Camille Saint-Saëns
En 1886, Saint-Saëns est un compositeur admiré et reconnu en France et à l’étranger. Pianiste virtuose, organiste, il a déjà de nombreuses compositions à son actif. Après une tournée de concerts (Berlin, Cassel, Prague...) peu favorable à sa musique, il compose Le Carnaval des animaux dans les environs de Vienne, en Autriche. À l’exception de quelques pièces (Le Cygne, Aquarium), c’est l’humour et la légèreté, peut-être même la moquerie et l’ironie qui caractérisent l’œuvre. Avec l’écriture de cette réjouissante pochade musicale, Saint-Saëns semble s’être octroyé un moment de détente joyeuse (il refuse d’ailleurs la publication de l’œuvre de son vivant, à l’exception du Cygne !).

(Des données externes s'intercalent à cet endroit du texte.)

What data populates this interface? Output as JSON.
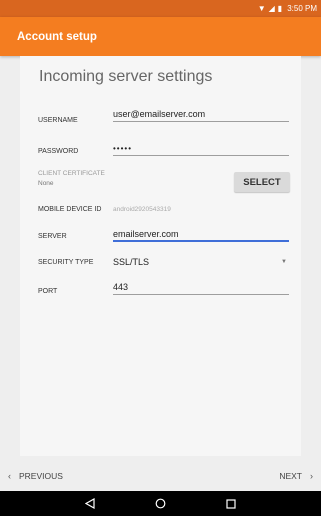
{
  "status_bar": {
    "time": "3:50 PM",
    "icons": [
      "wifi-icon",
      "signal-icon",
      "battery-icon"
    ]
  },
  "app_bar": {
    "title": "Account setup"
  },
  "form": {
    "heading": "Incoming server settings",
    "username": {
      "label": "USERNAME",
      "value": "user@emailserver.com"
    },
    "password": {
      "label": "PASSWORD",
      "value": "•••••"
    },
    "client_certificate": {
      "label": "CLIENT CERTIFICATE",
      "value": "None",
      "button": "SELECT"
    },
    "mobile_device_id": {
      "label": "MOBILE DEVICE ID",
      "value": "android2920543319"
    },
    "server": {
      "label": "SERVER",
      "value": "emailserver.com"
    },
    "security_type": {
      "label": "SECURITY TYPE",
      "value": "SSL/TLS"
    },
    "port": {
      "label": "PORT",
      "value": "443"
    }
  },
  "navigation": {
    "previous": "PREVIOUS",
    "next": "NEXT"
  },
  "system_nav": [
    "back-icon",
    "home-icon",
    "recents-icon"
  ],
  "colors": {
    "app_bar": "#f47d20",
    "status_bar": "#d9661f",
    "active_underline": "#3f6ed8"
  }
}
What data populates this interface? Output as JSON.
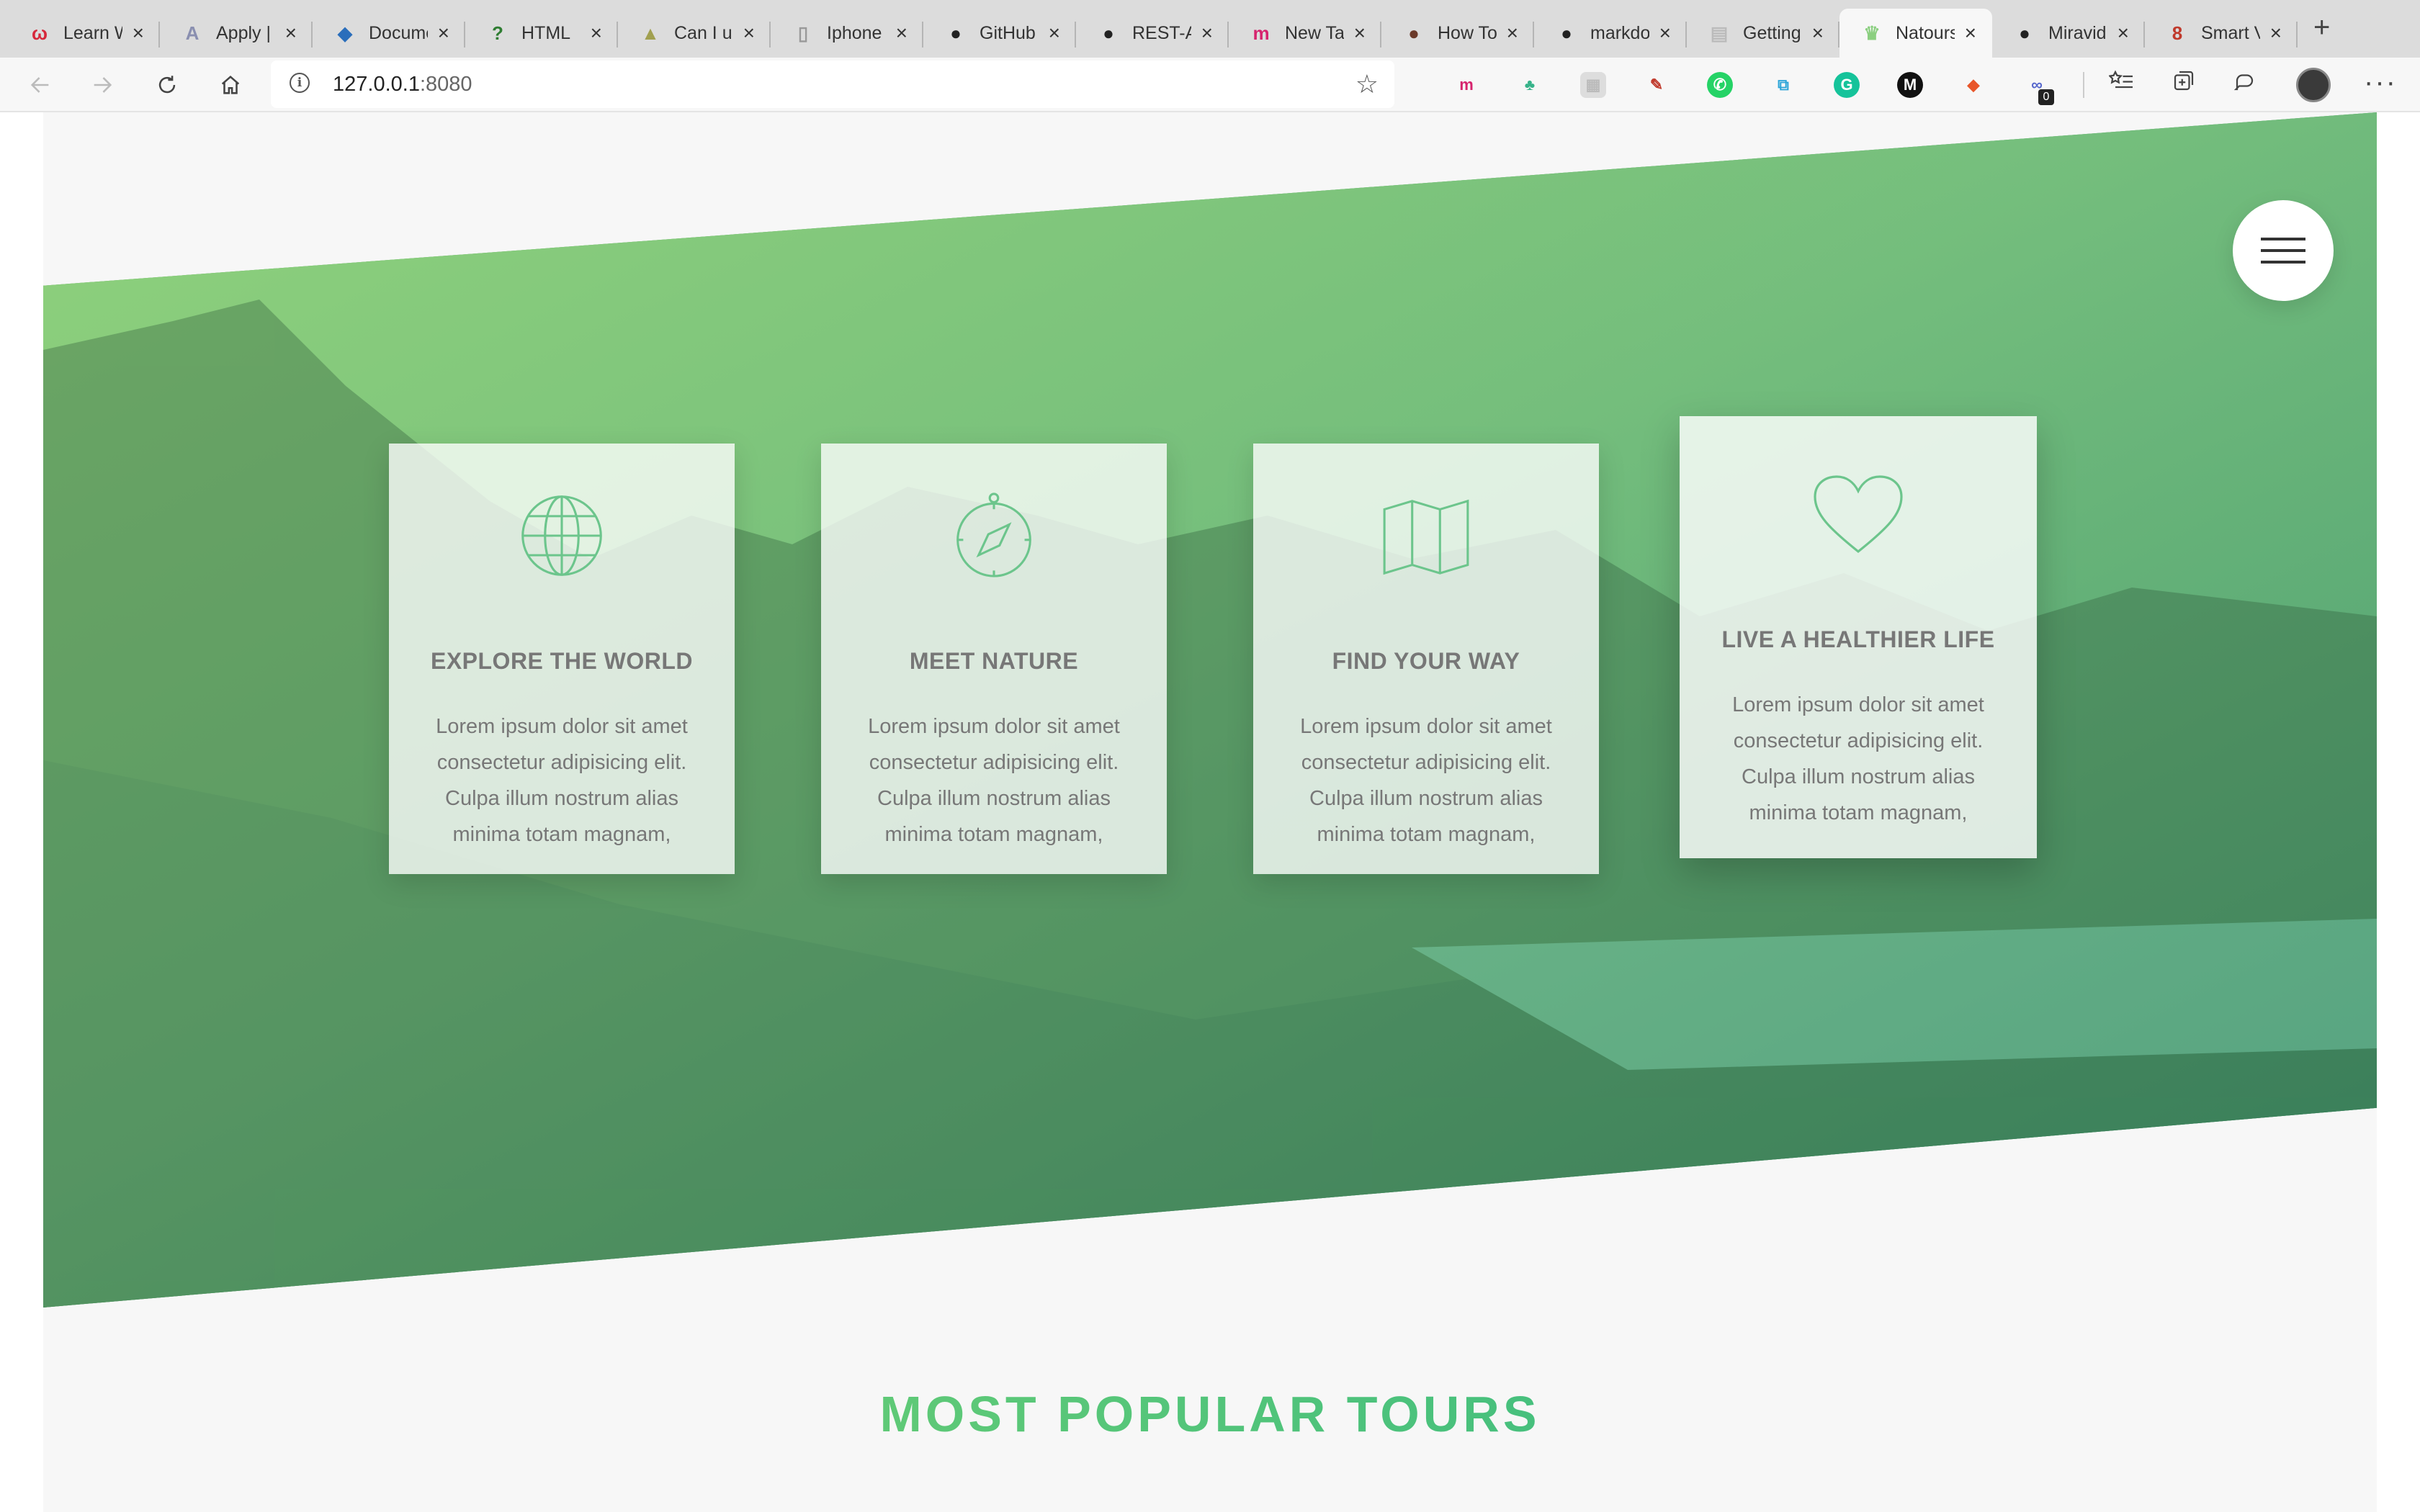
{
  "browser": {
    "tabs": [
      {
        "title": "Learn Web",
        "favicon_color": "#d6283b",
        "favicon_glyph": "ω"
      },
      {
        "title": "Apply | ",
        "favicon_color": "#8a8fb0",
        "favicon_glyph": "A"
      },
      {
        "title": "Document",
        "favicon_color": "#2a6ebb",
        "favicon_glyph": "◆"
      },
      {
        "title": "HTML",
        "favicon_color": "#2f7d32",
        "favicon_glyph": "?"
      },
      {
        "title": "Can I u",
        "favicon_color": "#a1a050",
        "favicon_glyph": "▲"
      },
      {
        "title": "Iphone",
        "favicon_color": "#999999",
        "favicon_glyph": "▯"
      },
      {
        "title": "GitHub",
        "favicon_color": "#222222",
        "favicon_glyph": "●"
      },
      {
        "title": "REST-A",
        "favicon_color": "#222222",
        "favicon_glyph": "●"
      },
      {
        "title": "New Ta",
        "favicon_color": "#d6246e",
        "favicon_glyph": "m"
      },
      {
        "title": "How To",
        "favicon_color": "#6b3a2a",
        "favicon_glyph": "●"
      },
      {
        "title": "markdo",
        "favicon_color": "#222222",
        "favicon_glyph": "●"
      },
      {
        "title": "Getting",
        "favicon_color": "#bbbbbb",
        "favicon_glyph": "▤"
      },
      {
        "title": "Natours",
        "favicon_color": "#8bcf80",
        "favicon_glyph": "♛",
        "active": true
      },
      {
        "title": "Miravid",
        "favicon_color": "#222222",
        "favicon_glyph": "●"
      },
      {
        "title": "Smart V",
        "favicon_color": "#c0392b",
        "favicon_glyph": "8"
      }
    ],
    "close_glyph": "×",
    "new_tab_glyph": "+",
    "url_host": "127.0.0.1",
    "url_port": ":8080",
    "info_glyph": "i",
    "star_glyph": "☆",
    "more_glyph": "···",
    "extensions": [
      {
        "name": "m-extension-icon",
        "color": "#ffffff",
        "fg": "#d6246e",
        "glyph": "m"
      },
      {
        "name": "tree-extension-icon",
        "color": "#ffffff",
        "fg": "#37b38a",
        "glyph": "♣"
      },
      {
        "name": "grid-extension-icon",
        "color": "#dddddd",
        "fg": "#bbbbbb",
        "glyph": "▦"
      },
      {
        "name": "pen-extension-icon",
        "color": "#ffffff",
        "fg": "#c0392b",
        "glyph": "✎"
      },
      {
        "name": "whatsapp-extension-icon",
        "color": "#25d366",
        "fg": "#ffffff",
        "glyph": "✆"
      },
      {
        "name": "copy-extension-icon",
        "color": "#ffffff",
        "fg": "#2aa4d8",
        "glyph": "⧉"
      },
      {
        "name": "grammarly-extension-icon",
        "color": "#15c39a",
        "fg": "#ffffff",
        "glyph": "G"
      },
      {
        "name": "m-dark-extension-icon",
        "color": "#111111",
        "fg": "#ffffff",
        "glyph": "M"
      },
      {
        "name": "fox-extension-icon",
        "color": "#ffffff",
        "fg": "#e8562a",
        "glyph": "◆"
      },
      {
        "name": "link-extension-icon",
        "color": "#ffffff",
        "fg": "#5566cc",
        "glyph": "∞"
      }
    ],
    "extension_badge": "0"
  },
  "hero": {
    "features": [
      {
        "icon": "globe-icon",
        "title": "Explore the world",
        "text": "Lorem ipsum dolor sit amet consectetur adipisicing elit. Culpa illum nostrum alias minima totam magnam,"
      },
      {
        "icon": "compass-icon",
        "title": "Meet nature",
        "text": "Lorem ipsum dolor sit amet consectetur adipisicing elit. Culpa illum nostrum alias minima totam magnam,"
      },
      {
        "icon": "map-icon",
        "title": "Find your way",
        "text": "Lorem ipsum dolor sit amet consectetur adipisicing elit. Culpa illum nostrum alias minima totam magnam,"
      },
      {
        "icon": "heart-icon",
        "title": "Live a healthier life",
        "text": "Lorem ipsum dolor sit amet consectetur adipisicing elit. Culpa illum nostrum alias minima totam magnam,"
      }
    ]
  },
  "tours": {
    "section_title": "Most popular tours"
  },
  "colors": {
    "primary_light": "#7ed56f",
    "primary_dark": "#28b485",
    "page_bg": "#f7f7f7",
    "text_grey": "#777777"
  }
}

Saint-Saëns grandit sous l’influence des compositeurs romantiques tels que Berlioz, Mendelssohn ou encore Liszt. Il adopte le langage musical de son temps jusqu’à la guerre de 1870 qui le marque profondément et détermine de nouvelles orientations musicales. Guidé par un nationalisme ardent, il s’engage pour la défense de la musique française avec notamment la création de la Société Nationale de Musique. Se faisant désormais le partisan d’une tradition plus classique (celle de Rameau), il rejette tout type d’innovation que l’on peut entendre à l’époque chez Debussy ou Richard Strauss par exemple.
Saint-Saëns écrit dans tous les genres de la musique du XIXe siècle (des symphonies, concertos, poèmes symphoniques, musique de chambre, opéras…). Les facéties du Carnaval des animaux, ainsi que ses qualités festives et caricaturales associées à l’idée de carnaval, font donc figure d’exception dans l’œuvre très sérieuse du compositeur. La dérision et l’humour sont au cœur du discours musical mais Saint-Saëns donne néanmoins un caractère plus émouvant voire introspectif à certaines pièces. ( Cfr. )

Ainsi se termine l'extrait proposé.